Het slachtoffer steekt een weg over en blijft tussen een grote groep mensen stilstaan, die zich vlakbij de ingang van de [naam3] bevindt. Verdachte en [getuige1] passeren niet veel later het slachtoffer links van hen. Het slachtoffer beweegt zijn hoofd in de richting van verdachte en [getuige1] . Verdachte en [getuige1] lopen door. Het slachtoffer begint weer te lopen en loopt, op enige afstand achter hen, in dezelfde richting als verdachte en [getuige1] . Verdachte en [getuige1] lopen ieder via hun eigen weg om een groep mensen heen, waarbij verdachte een statafel passeert. Wanneer het slachtoffer niet veel later langs de statafel loopt, gooit hij deze om. Verdachte, die zich op ongeveer 3 meter afstand voor het slachtoffer bevindt, draait zich om en kijkt over zijn rechterschouder. Het slachtoffer loopt door, in de richting van verdachte. Verdachte en het slachtoffer lijken elkaar even aan te kijken. Het slachtoffer bevindt zich kort naast verdachte en loopt door. Verdachte loopt mee met het slachtoffer en [getuige1] volgt daarachter. Dan verdwijnen ze alle drie uit beeld.

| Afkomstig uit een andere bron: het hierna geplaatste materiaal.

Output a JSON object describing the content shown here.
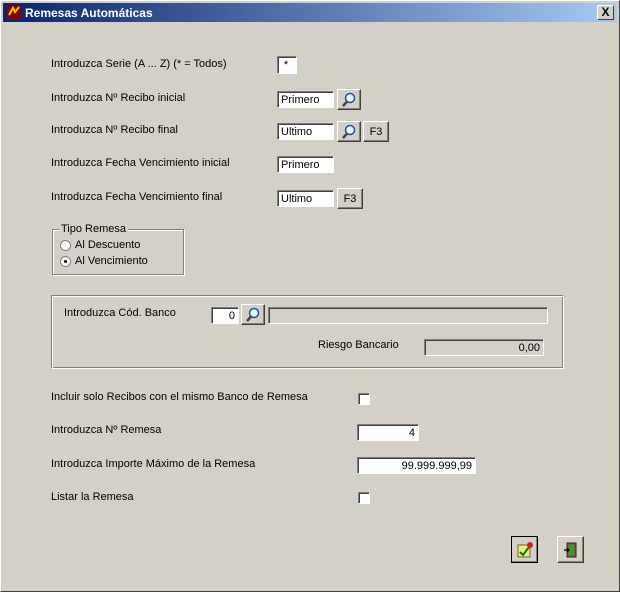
{
  "window": {
    "title": "Remesas Automáticas",
    "close_label": "X"
  },
  "form": {
    "serie_label": "Introduzca Serie (A ... Z)  (* = Todos)",
    "serie_value": "*",
    "recibo_inicial_label": "Introduzca Nº Recibo inicial",
    "recibo_inicial_value": "Primero",
    "recibo_final_label": "Introduzca Nº Recibo final",
    "recibo_final_value": "Ultimo",
    "fecha_inicial_label": "Introduzca Fecha Vencimiento inicial",
    "fecha_inicial_value": "Primero",
    "fecha_final_label": "Introduzca Fecha Vencimiento final",
    "fecha_final_value": "Ultimo",
    "f3_label": "F3",
    "tipo_remesa": {
      "title": "Tipo Remesa",
      "options": [
        "Al Descuento",
        "Al Vencimiento"
      ],
      "selected": "Al Vencimiento"
    },
    "banco_label": "Introduzca Cód. Banco",
    "banco_value": "0",
    "banco_name": "",
    "riesgo_label": "Riesgo Bancario",
    "riesgo_value": "0,00",
    "solo_mismo_banco_label": "Incluir solo Recibos con el mismo Banco de Remesa",
    "solo_mismo_banco_checked": false,
    "num_remesa_label": "Introduzca Nº Remesa",
    "num_remesa_value": "4",
    "importe_max_label": "Introduzca Importe Máximo de la Remesa",
    "importe_max_value": "99.999.999,99",
    "listar_label": "Listar la Remesa",
    "listar_checked": false
  },
  "icons": {
    "search": "magnifier-icon",
    "accept": "execute-icon",
    "exit": "exit-door-icon"
  }
}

Als verdachte weer in beeld verschijnt, loopt hij achterwaarts met zijn handen voor zich, ter hoogte van zijn borst. Het slachtoffer loopt op verdachte af en maakt een paar keer naar verdachte een wenkend gebaar. Het slachtoffer maakt vervolgens met zijn rechterhand een slaande beweging richting verdachte, waarbij verdachte, gelet op zijn lichaam, niet geraakt lijkt te worden. Het slachtoffer valt bijna ten gevolge daarvan, maar weet overeind te blijven. Het slachtoffer en verdachte verdwijnen weer uit beeld.
Mensen lopen ondertussen door. Verder is er een brede stoep met vrije ruimtes te zien. Verdachte verschijnt dan wederom achterwaarts lopend in beeld. Het slachtoffer maakt met zijn rechterhand een slaande beweging richting verdachte, waarbij deze niet wordt geraakt. Verdachte blijft naar achteren lopen en maakt met zijn linkerhand zelf een slaande beweging richting het slachtoffer, die niet wordt geraakt. Vervolgens wijst het slachtoffer met zijn linkerhand richting de grond en maakt daaropvolgend eerst met zijn linkerhand en dan met zijn rechterhand nogmaals een slaande beweging richting verdachte. Verdachte wordt niet geraakt. Het slachtoffer raakt daardoor in onbalans en komt ten val. Hij ligt languit op de grond, met zijn gezicht in de richting van verdachte, die naast hem staat. Het slachtoffer richt zich vervolgens, met beide handen steunend op de grond, omhoog. Verdachte heeft ondertussen zijn rechterbeen al naar achteren gebracht en maakt dan een schoppende beweging richting het hoofd van verdachte. Het slachtoffer wordt niet geraakt omdat hij zich wegdraait en zijn hoofd afwendt van het gestrekte been.
Het slachtoffer draait vervolgens om zijn as en valt rechts opzij, waarbij zijn hoofd de grond lijkt te raken. Verdachte staat ernaast en loopt in de richting van het slachtoffer, die op zijn buik ligt en in de richting van verdachte kijkt. Verdachte heeft zijn rechterbeen ondertussen gestrekt naar achteren gebracht en maakt een schoppende beweging voorwaarts. Hij raakt daarbij het slachtoffer in het gezicht. Het slachtoffer klapt achterover. Zijn armen en benen vallen roerloos naast zich neer, zijn benen liggen onnatuurlijk gevouwen schuin onder zijn billen en zijn knieën staan een beetje omhoog. Verdachte loopt dan om het slachtoffer heen, richting het hoofd. Wanneer verdachte naast het slachtoffer staat, brengt hij zijn rechtervoet omhoog en maakt vervolgens met de voet een neerwaartse, trappende beweging. Het gezicht lijkt daarbij te worden geraakt, gelet op het gezicht van het slachtoffer dat meebeweegt met de voet, op het moment dat de voet het gezicht raakt. Verdachte loopt naar achteren. Hij wordt weggeduwd door toesnellende mensen. Verdachte loopt vervolgens weg van het slachtoffer, die nog op de grond ligt. Hij kijkt een paar keer om, doet zijn handen in zijn zakken en wandelt weg. Wanneer de politie ter plekke arriveert, is te zien dat verdachte met versnelde pas uit beeld loopt.